Polizisten haben in einem von Drogenbanden umkämpften Gebiet im Süden Mexikos 32 Leichen und 9 menschliche Köpfe entdeckt. Sie wurden auf einem Hügel nahe der Ortschaft Zitlala im Bundesstaat Guerrero gefunden, wie die örtliche Staatsanwaltschaft am Donnerstag mittteilte.

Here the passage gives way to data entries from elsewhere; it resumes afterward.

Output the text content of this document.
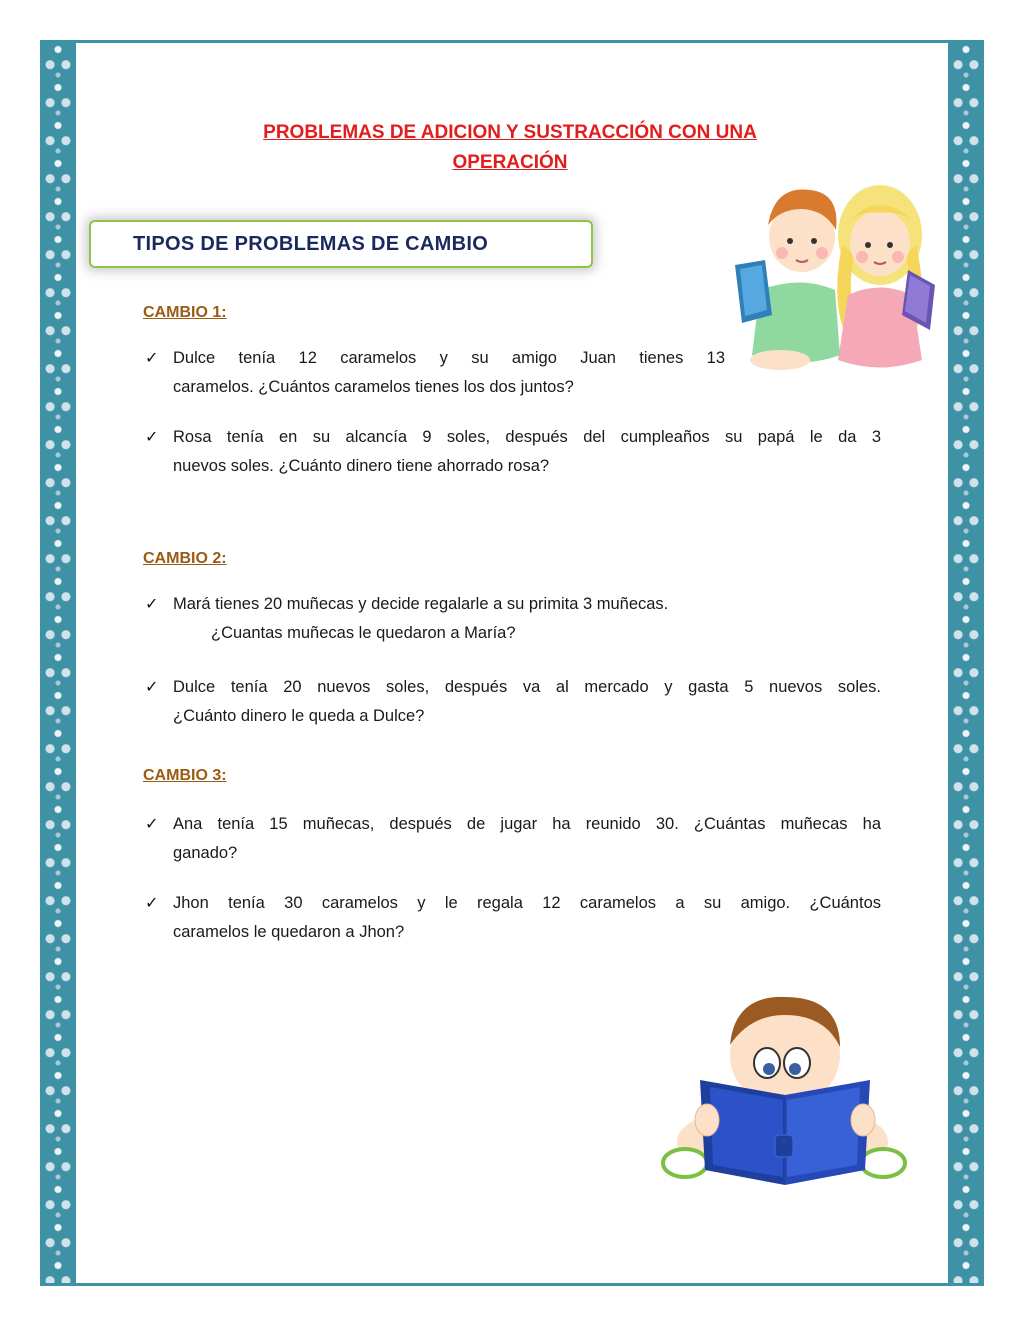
PROBLEMAS DE ADICION Y SUSTRACCIÓN CON UNA
OPERACIÓN
TIPOS DE PROBLEMAS DE CAMBIO
CAMBIO 1:
✓ Dulce tenía 12 caramelos y su amigo Juan tienes 13
caramelos. ¿Cuántos caramelos tienes los dos juntos?
✓ Rosa tenía en su alcancía 9 soles, después del cumpleaños su papá le da 3
nuevos soles. ¿Cuánto dinero tiene ahorrado rosa?
CAMBIO 2:
✓ Mará tienes 20 muñecas y decide regalarle a su primita 3 muñecas.
¿Cuantas muñecas le quedaron a María?
✓ Dulce tenía 20 nuevos soles, después va al mercado y gasta 5 nuevos soles.
¿Cuánto dinero le queda a Dulce?
CAMBIO 3:
✓ Ana tenía 15 muñecas, después de jugar ha reunido 30. ¿Cuántas muñecas ha
ganado?
✓ Jhon tenía 30 caramelos y le regala 12 caramelos a su amigo. ¿Cuántos
caramelos le quedaron a Jhon?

Bei der mexikanischen Polizei war ein Hinweis eingegangen, wonach Kriminelle in einem Lager Menschen festhalten würden. Eines der Entführungsopfer konnten die Polizisten daraufhin bereits am Dienstag befreien. Für 12 weitere kamen sie zu spät: In Kühlboxen fanden sie bis Donnerstag abgetrennte Köpfe und Leichen. Ein Sprecher des Staats Guerrero erklärte, das gesamte Gebiet sei nach weiteren Toten abgesucht worden. Dabei habe man insgesamt 32 Leichen gefunden.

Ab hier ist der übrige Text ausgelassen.